I've seen you use the national income identity repeatedly when talking about MMT:

Y = C + I + G + (X-M)

Where Y = GDP, C = consumption, I = investment, G = government spending and X-M = net exports.

But it is also true that:

Y = C + S + T

where S = private saving and T = taxes paid

Equating, this gives:

C + S + T = C + I + G + (X-M)

Rearranging you get:

I = S + (T-G) + (M-X)

Where T-G is public saving and M-X is capital inflow.

Which states that investment I equals the sum of public and private saving, plus net capital inflow. Which suggests tha investment is directly linked to saving.

However, in your blog above you say that:

“There is no tie between investment and saving”

Which is incorrect, given these accounting identities. So is this statement you have made wrong, or are the accounting identities wrong, at which point they would also be wrong when applied to MMT.

Which is it?

That's a good question and so it deserves an answer. But let's be clear in the first instance that the answer is in the question. If, as example, S = 0 (and that is quite possible) then, of course, there would be no link between I and S (investment and savings).

But let me expand another term forst. As I (and Stephanie Kelton, and Bill Mitchell, with slight variation on the theme in his case as I recall it) have all argued:

G = T +∆B + ∆F

where G and T are as above, B is government borrowing and F is government-created money (or funding)and ∆ simply represents the change in the stock over a period, so measuring a flow.

In that case:

G - T = ∆B + ∆F

Since G - T can be a negative or positive sum the ordering in which they are written is inconsequential: the same is then true of ∆B and ∆M, which can both have positive and negative value in the same period and need not be similarly signed.

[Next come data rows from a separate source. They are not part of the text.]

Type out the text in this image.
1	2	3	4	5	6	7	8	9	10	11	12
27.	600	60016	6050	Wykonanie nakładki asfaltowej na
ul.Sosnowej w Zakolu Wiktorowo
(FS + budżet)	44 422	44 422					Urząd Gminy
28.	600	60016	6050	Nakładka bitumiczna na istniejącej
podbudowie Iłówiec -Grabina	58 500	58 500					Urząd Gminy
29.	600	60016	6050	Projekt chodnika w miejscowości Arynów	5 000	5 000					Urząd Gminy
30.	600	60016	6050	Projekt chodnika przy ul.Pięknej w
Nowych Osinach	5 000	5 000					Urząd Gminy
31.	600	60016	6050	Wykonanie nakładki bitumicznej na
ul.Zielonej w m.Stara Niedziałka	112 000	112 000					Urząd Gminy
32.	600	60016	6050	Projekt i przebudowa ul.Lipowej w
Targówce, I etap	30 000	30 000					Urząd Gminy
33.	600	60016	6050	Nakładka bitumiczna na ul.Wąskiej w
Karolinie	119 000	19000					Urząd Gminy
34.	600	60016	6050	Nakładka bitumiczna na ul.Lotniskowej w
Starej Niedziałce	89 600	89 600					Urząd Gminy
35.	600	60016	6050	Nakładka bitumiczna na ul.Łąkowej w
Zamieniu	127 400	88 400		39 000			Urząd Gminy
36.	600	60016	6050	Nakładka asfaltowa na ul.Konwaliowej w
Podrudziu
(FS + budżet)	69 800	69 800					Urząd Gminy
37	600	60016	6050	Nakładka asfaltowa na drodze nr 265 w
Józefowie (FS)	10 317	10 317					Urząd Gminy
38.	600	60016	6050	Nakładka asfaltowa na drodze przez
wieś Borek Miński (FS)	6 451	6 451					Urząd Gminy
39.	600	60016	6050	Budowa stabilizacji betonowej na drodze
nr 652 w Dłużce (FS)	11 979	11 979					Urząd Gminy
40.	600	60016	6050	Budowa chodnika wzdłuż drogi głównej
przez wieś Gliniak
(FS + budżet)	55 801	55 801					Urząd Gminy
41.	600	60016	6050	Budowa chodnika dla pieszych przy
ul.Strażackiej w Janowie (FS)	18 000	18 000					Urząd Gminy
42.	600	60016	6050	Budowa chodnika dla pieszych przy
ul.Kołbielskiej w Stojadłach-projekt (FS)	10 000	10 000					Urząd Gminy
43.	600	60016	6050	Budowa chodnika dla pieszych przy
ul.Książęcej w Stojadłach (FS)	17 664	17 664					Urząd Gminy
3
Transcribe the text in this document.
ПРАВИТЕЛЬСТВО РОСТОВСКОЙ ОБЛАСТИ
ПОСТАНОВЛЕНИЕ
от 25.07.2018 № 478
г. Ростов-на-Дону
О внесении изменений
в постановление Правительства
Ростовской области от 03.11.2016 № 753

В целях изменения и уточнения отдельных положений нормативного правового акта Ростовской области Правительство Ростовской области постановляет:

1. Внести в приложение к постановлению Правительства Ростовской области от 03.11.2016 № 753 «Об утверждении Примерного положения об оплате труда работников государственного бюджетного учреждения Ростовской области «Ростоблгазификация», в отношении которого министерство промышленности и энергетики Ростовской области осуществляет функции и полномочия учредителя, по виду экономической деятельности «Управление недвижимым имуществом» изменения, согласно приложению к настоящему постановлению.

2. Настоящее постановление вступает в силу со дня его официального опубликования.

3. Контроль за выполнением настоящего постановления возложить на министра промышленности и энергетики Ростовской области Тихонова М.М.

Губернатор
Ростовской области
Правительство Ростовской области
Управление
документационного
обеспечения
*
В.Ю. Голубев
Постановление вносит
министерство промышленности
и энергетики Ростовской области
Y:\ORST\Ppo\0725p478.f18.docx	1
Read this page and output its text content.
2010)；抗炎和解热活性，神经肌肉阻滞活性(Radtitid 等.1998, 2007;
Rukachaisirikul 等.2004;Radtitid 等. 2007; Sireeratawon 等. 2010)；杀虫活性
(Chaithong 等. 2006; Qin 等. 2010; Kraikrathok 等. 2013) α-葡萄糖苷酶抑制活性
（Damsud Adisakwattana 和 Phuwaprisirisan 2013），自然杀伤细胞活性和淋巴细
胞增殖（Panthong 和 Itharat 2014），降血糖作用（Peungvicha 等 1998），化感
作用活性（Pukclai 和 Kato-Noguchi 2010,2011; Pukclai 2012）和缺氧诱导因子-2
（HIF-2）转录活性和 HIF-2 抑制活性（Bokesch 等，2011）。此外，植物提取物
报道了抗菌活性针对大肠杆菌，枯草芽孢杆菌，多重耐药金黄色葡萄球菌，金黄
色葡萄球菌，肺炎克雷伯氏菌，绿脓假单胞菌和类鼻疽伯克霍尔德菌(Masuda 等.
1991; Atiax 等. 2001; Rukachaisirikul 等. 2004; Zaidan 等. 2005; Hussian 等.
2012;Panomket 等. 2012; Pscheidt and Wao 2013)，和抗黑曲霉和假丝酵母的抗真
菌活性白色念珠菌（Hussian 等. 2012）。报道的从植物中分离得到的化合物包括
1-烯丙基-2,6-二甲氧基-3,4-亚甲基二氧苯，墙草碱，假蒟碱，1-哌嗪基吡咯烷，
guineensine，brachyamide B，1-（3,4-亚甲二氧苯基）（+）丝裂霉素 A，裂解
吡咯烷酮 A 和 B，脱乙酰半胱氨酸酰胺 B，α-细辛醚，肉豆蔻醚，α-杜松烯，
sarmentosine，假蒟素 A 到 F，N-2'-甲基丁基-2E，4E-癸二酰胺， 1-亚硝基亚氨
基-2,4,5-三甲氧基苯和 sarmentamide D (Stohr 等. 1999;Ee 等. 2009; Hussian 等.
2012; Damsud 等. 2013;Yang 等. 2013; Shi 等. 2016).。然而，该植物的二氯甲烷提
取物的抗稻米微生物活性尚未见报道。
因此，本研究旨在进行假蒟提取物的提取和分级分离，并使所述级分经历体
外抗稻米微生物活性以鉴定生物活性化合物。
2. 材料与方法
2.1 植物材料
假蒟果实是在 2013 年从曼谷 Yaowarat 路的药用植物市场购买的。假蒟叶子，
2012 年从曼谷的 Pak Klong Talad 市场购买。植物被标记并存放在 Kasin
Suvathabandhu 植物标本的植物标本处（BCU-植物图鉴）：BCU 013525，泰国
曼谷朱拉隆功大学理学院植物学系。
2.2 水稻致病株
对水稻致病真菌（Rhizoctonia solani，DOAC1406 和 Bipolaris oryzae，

In that case it is possible to rewrite your rearranged formula as:

I = S + (∆B + ∆F) + (M-X)

For the sake of argument hold foreign flows constant: it just makes the formulas eaier to follow and the assumption could be realxed if desired but the same conclusion would be reached.

No let's assume the savings ratio is zero (which is entirely plausible).

So:

I = ∆B + ∆F

In other words, it's entirely possible that if the overseas sector holds constant and that savings do too then investment is all funded by net governmment flows.

I make the point for a simple reason. There could be a relationship between I and S. But you have to make assumptions to make that relationship. And the fact is that if, as has been the case of late the savings ratio has been small or even negative, then investment can be financed by the government, or by government-created money or by overseas interests (to relax that condition, once more). In other words, there is nothing that says there is an immutable relationship between S and I. There is just a funding mix and it is my suggestion that the relationship is weak at best, and that other factors can be and almost certainly are more powerful, and that can and should now include government-created money to be used for this purpose.

And quite specifically, investment need not be funded by saving, at all. Hence my claim, which I think holds true.

Other opinion is, of course, welcome.